Could I still keep pygos in a 40 long??


----------



## Sir Nathan XXI (Jan 29, 2003)

you can get them cheaper than that at Aqua Adventure


----------



## Hannibal (Dec 2, 2002)

you mean the 55 would be cheaper at Aquarium adventure?? What about the questions about the 40 compared to the 55??


----------



## Sir Nathan XXI (Jan 29, 2003)

if the 40g is much cheaper its better to go with it, in my experience piranhas dont use all the height unless feeding


----------



## Bcollins111900 (Feb 3, 2003)

yeah 40 gallon long at meijers is 55 bucks and a 55 gallon at jacks is 95, let me think bout that, lol go with the 40 man.


----------



## Sir Nathan XXI (Jan 29, 2003)

Id say it would depend with the fish as well, if you are putting a tall fish in there they may need the height, but I doubt you are, are you?


----------



## Hannibal (Dec 2, 2002)

nope just some pygos. I want to get a caribe to get them more aggressive.


----------



## Neoplasia (Feb 16, 2003)

Hannibal said:


> I know the difference its height of a few inches, but do the piranhas really need that. I know I can get a 40 long for like $50. Or a 55 for $99. Maybe 80 at Jacks.
> 
> Could I still keep pygos in a 40 long??
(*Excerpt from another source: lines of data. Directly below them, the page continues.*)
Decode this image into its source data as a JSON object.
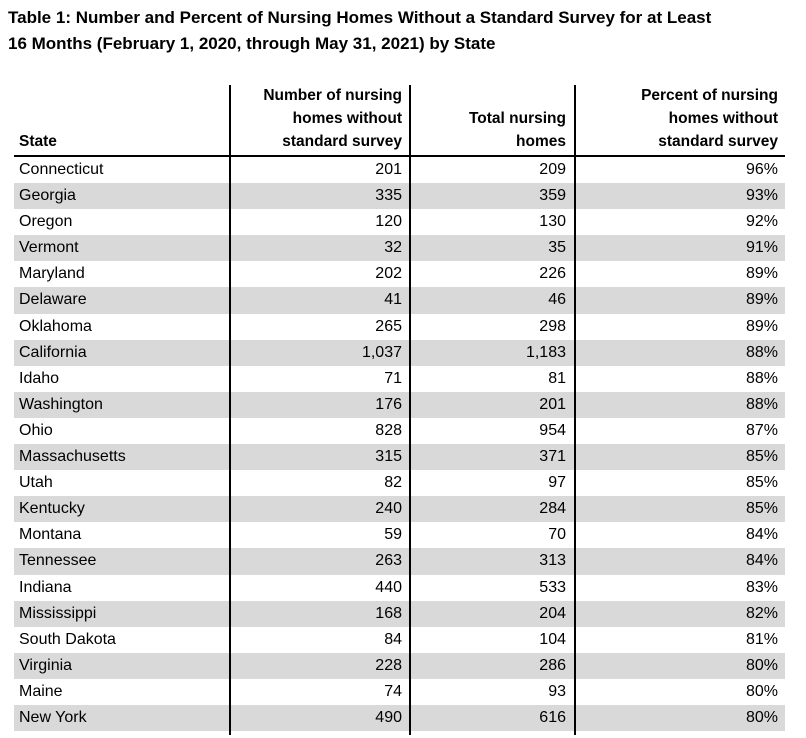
{
  "title_line1": "Table 1: Number and Percent of Nursing Homes Without a Standard Survey for at Least",
  "title_line2": "16 Months (February 1, 2020, through May 31, 2021) by State",
  "table": {
    "header": [
      {
        "lines": [
          "State"
        ]
      },
      {
        "lines": [
          "Number of nursing",
          "homes without",
          "standard survey"
        ]
      },
      {
        "lines": [
          "Total nursing",
          "homes"
        ]
      },
      {
        "lines": [
          "Percent of nursing",
          "homes without",
          "standard survey"
        ]
      }
    ],
    "rows": [
      [
        "Connecticut",
        "201",
        "209",
        "96%"
      ],
      [
        "Georgia",
        "335",
        "359",
        "93%"
      ],
      [
        "Oregon",
        "120",
        "130",
        "92%"
      ],
      [
        "Vermont",
        "32",
        "35",
        "91%"
      ],
      [
        "Maryland",
        "202",
        "226",
        "89%"
      ],
      [
        "Delaware",
        "41",
        "46",
        "89%"
      ],
      [
        "Oklahoma",
        "265",
        "298",
        "89%"
      ],
      [
        "California",
        "1,037",
        "1,183",
        "88%"
      ],
      [
        "Idaho",
        "71",
        "81",
        "88%"
      ],
      [
        "Washington",
        "176",
        "201",
        "88%"
      ],
      [
        "Ohio",
        "828",
        "954",
        "87%"
      ],
      [
        "Massachusetts",
        "315",
        "371",
        "85%"
      ],
      [
        "Utah",
        "82",
        "97",
        "85%"
      ],
      [
        "Kentucky",
        "240",
        "284",
        "85%"
      ],
      [
        "Montana",
        "59",
        "70",
        "84%"
      ],
      [
        "Tennessee",
        "263",
        "313",
        "84%"
      ],
      [
        "Indiana",
        "440",
        "533",
        "83%"
      ],
      [
        "Mississippi",
        "168",
        "204",
        "82%"
      ],
      [
        "South Dakota",
        "84",
        "104",
        "81%"
      ],
      [
        "Virginia",
        "228",
        "286",
        "80%"
      ],
      [
        "Maine",
        "74",
        "93",
        "80%"
      ],
      [
        "New York",
        "490",
        "616",
        "80%"
      ]
    ]
  }
}
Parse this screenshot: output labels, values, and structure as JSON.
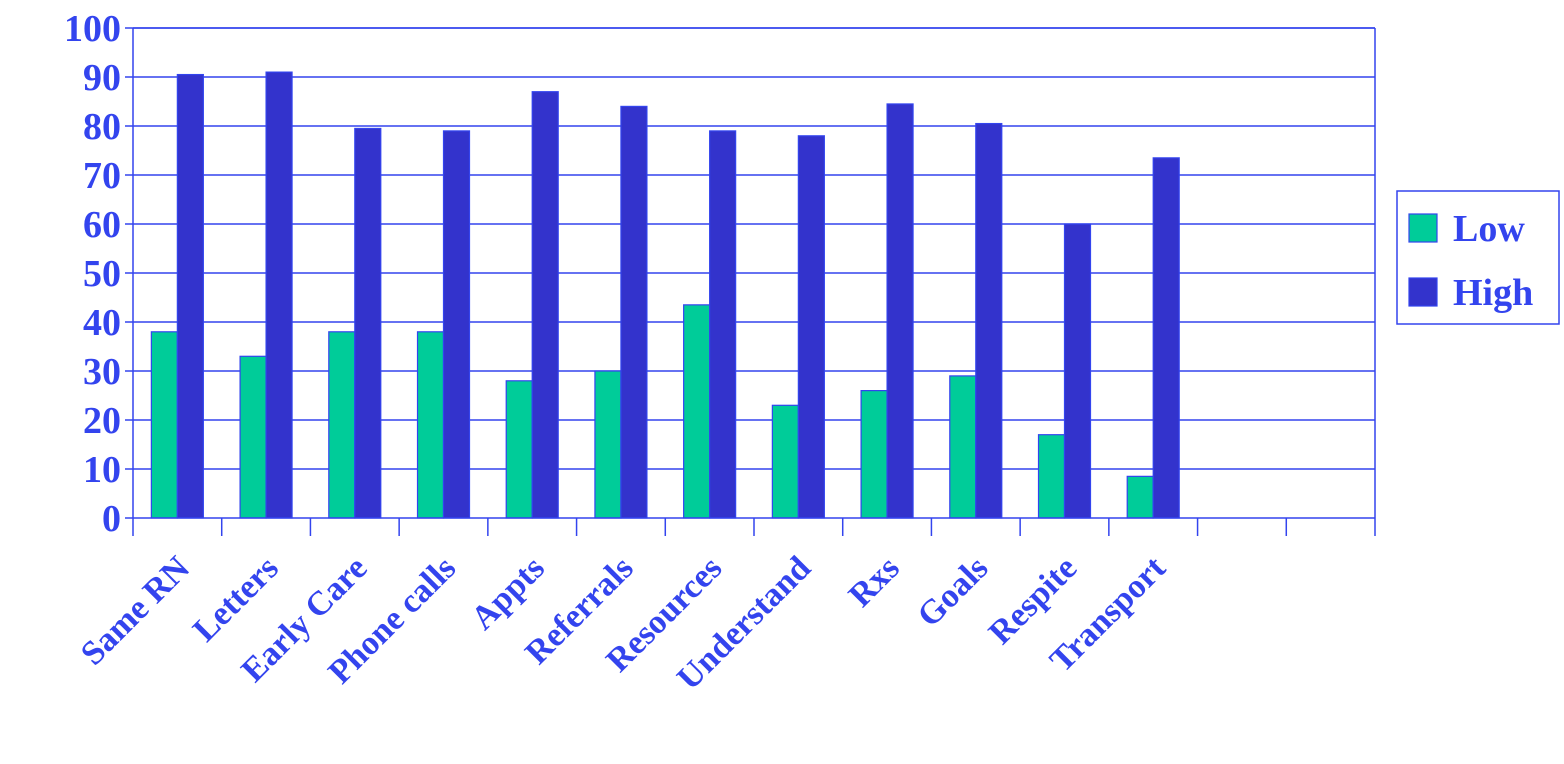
{
  "chart_data": {
    "type": "bar",
    "categories": [
      "Same RN",
      "Letters",
      "Early Care",
      "Phone calls",
      "Appts",
      "Referrals",
      "Resources",
      "Understand",
      "Rxs",
      "Goals",
      "Respite",
      "Transport",
      "",
      ""
    ],
    "series": [
      {
        "name": "Low",
        "color": "#00cc99",
        "values": [
          38,
          33,
          38,
          38,
          28,
          30,
          43.5,
          23,
          26,
          29,
          17,
          8.5,
          null,
          null
        ]
      },
      {
        "name": "High",
        "color": "#3333cc",
        "values": [
          90.5,
          91,
          79.5,
          79,
          87,
          84,
          79,
          78,
          84.5,
          80.5,
          60,
          73.5,
          null,
          null
        ]
      }
    ],
    "ylim": [
      0,
      100
    ],
    "yticks": [
      0,
      10,
      20,
      30,
      40,
      50,
      60,
      70,
      80,
      90,
      100
    ],
    "grid": true,
    "legend_position": "right",
    "colors": {
      "grid": "#3344ee",
      "axis": "#3344ee",
      "text": "#3344ee",
      "bar_edge": "#3344ee"
    }
  }
}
 Is this 40 long the same as a 40 breeder? If yes then I'd suggest you pick this tank up. $50 is a good price and it offers tons of area to swim in.


----------



## red devils red (Mar 12, 2003)

thats a good price for a tank,compared to a55 gal costing about 150,looks like you'll have some extra moey for piranhas


----------



## SnowCichlid. (Jan 10, 2003)

Fit waht best works into your budget... thats the key :







:


----------



## Sir Nathan XXI (Jan 29, 2003)

a whole 55g setup at Walmart cost $135 I believe though its a decent filter, but the rest is good, tank, hood, light and heater I think


----------